Nursing Homes in America
There has been a boom of nursing home development over the last few years, with a current total around 16,100 facilities across the United States. Yet, of the 1.5 million people residing in a nursing home, very few actually want to stay there. The common belief is that a nursing home is where you elderly loved ones go to die.
Dr. Thomas refers to nursing home treatment as “medicalization of old age,” treating aging as a disease for which there is no cure, and treatment provided in an institutional setting like a nursing home facility.
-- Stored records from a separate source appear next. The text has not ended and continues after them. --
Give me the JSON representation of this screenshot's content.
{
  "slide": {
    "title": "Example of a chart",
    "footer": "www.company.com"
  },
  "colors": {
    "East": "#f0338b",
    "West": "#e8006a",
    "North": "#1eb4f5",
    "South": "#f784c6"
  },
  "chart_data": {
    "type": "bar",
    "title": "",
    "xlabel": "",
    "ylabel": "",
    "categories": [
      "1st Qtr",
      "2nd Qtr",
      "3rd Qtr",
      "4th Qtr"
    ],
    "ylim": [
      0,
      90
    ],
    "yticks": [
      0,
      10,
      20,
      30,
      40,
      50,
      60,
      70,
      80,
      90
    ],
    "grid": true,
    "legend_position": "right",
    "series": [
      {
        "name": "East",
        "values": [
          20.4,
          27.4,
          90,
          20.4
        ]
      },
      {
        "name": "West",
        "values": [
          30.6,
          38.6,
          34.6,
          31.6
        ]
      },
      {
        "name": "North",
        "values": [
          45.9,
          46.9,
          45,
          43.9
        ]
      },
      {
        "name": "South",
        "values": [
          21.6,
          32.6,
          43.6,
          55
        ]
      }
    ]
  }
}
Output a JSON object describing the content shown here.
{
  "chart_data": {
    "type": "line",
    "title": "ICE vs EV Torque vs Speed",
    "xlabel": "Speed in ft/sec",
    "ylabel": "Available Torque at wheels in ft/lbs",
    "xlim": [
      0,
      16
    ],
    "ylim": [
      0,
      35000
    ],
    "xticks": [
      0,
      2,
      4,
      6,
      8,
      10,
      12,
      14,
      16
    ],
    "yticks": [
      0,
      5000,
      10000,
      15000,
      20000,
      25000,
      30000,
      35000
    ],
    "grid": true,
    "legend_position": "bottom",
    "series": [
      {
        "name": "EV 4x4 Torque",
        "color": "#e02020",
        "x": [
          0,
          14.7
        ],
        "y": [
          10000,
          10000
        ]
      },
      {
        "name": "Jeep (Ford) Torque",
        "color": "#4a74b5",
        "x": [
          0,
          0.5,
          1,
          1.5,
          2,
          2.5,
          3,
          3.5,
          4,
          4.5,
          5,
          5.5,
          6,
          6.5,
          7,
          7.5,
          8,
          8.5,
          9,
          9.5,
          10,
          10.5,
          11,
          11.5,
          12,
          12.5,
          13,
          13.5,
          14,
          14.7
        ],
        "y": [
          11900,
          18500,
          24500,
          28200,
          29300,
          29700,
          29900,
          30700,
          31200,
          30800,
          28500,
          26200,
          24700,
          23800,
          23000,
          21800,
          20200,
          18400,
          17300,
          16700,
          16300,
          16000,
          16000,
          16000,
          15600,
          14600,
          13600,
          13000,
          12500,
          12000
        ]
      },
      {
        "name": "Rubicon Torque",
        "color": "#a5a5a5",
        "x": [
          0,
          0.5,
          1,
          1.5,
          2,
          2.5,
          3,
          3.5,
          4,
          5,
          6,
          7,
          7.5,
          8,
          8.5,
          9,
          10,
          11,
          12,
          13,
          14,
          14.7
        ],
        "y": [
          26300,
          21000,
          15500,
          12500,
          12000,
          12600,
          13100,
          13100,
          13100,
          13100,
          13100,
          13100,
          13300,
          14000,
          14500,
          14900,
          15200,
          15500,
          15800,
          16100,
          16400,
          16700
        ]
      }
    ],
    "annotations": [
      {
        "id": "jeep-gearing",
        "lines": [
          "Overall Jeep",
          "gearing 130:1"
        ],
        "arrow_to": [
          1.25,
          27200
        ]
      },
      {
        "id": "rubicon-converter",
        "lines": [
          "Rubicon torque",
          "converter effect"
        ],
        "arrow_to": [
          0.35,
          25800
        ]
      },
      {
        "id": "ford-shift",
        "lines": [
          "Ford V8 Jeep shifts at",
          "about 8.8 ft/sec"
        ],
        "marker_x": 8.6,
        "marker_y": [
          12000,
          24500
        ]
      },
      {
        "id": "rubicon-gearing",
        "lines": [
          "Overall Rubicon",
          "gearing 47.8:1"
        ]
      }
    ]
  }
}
Too often, sterile and impersonal institutions like nursing homes lead to an accelerated physical and mental decline in residents, where residents routinely becomes rapidly helpless, non-communicative, and catatonic.
Green House Home Difference
The Green House homes are meant to be a place where debilitated seniors can come back to life. The atmosphere is homelike, the staff is dressed in street clothes, and the seniors are treated more like residents than patients. As one staff member put it, “People who were in wheelchairs are walking again. People who weren’t eating real food are eating again. People who weren’t talking are talking again. People who were losing weight no matter what we did are gaining weight.”